Amy (Rose McGowan) and her slightly dim boyfriend Jordan (James Duval) are out one night when their paths cross that of drifter Xavier (Johnathan Schaech). While Amy at first wants nothing to do with him, a strange bond develops after Xavier saves her life by literally shooting a gun-toting shop owner’s head off. The trio end up heading off on a trip together, with Xavier having an unnerving tendency to kill people, and Amy being constantly mistaken for the love of peoples’ lives, with violent results.
Things get ever stranger and soon Xavier is having sex with Amy, but with Jordan’s knowledge and tacit approval. And why does everything cost $6.66?
As with several other of Gregg Araki’s films, The Doom Generation lives on the edge between meandering pointlessness and surreal significance. With plenty of sex and extreme violence, one moment it seems like it’s going nowhere, before adding a neat little satirical point.

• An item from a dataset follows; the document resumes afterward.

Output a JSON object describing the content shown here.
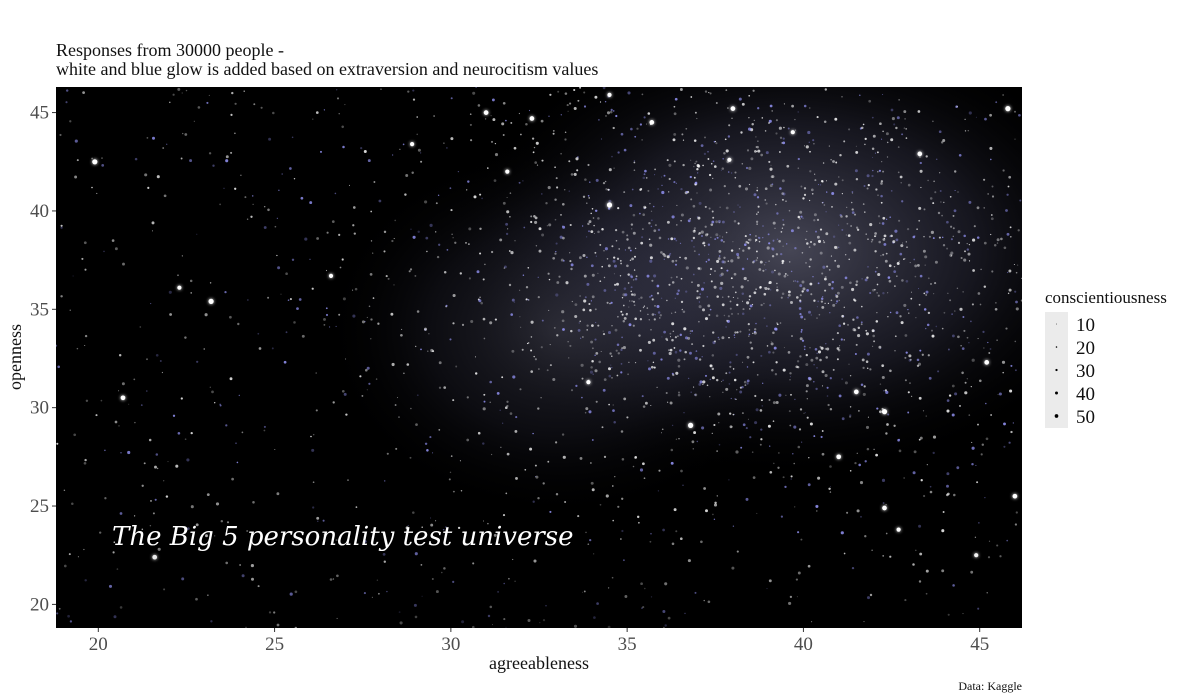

For example, just as OTT blood, guts and gore reaches the point of becoming tedious, the film stops for a few minutes so the characters can mourn the death of a random dog, highlighting the daftness of how desensitised we can get to violence against humans but animals will get us every time.
Many have compared it to Natural Born Killers, but while Oliver Stone’s movie has always struck me as rather contrived, The Doom Generation has a far better sense of humour and a stronger authenticity to the grunge generation. It’s very rough around the edges, but it works. Indeed, it’s worth a look just for Amy’s incredible use of profanity, who manages to turn cursing into an art form.
Araki is well known for his queer sensibility, but The Doom Generation is billed as his ‘heterosexual movie’, although as he acknowledges in the new interview on the disc, that’s a bit of a misnomer. Although there’s no actual gay content, the sexual tension between Jordan and Xavier is deliberate and palpable, with the only question being whether Jordan is oblivious to it or not. It’s not a coincidence either that the dark and wince-inducing ending comes just as the duo are about to act on their attraction.
Overall Verdict: A strange movie that puts post-punk grunge nihilism on screen, with a dark sense of humour as well as plenty of sex and violence.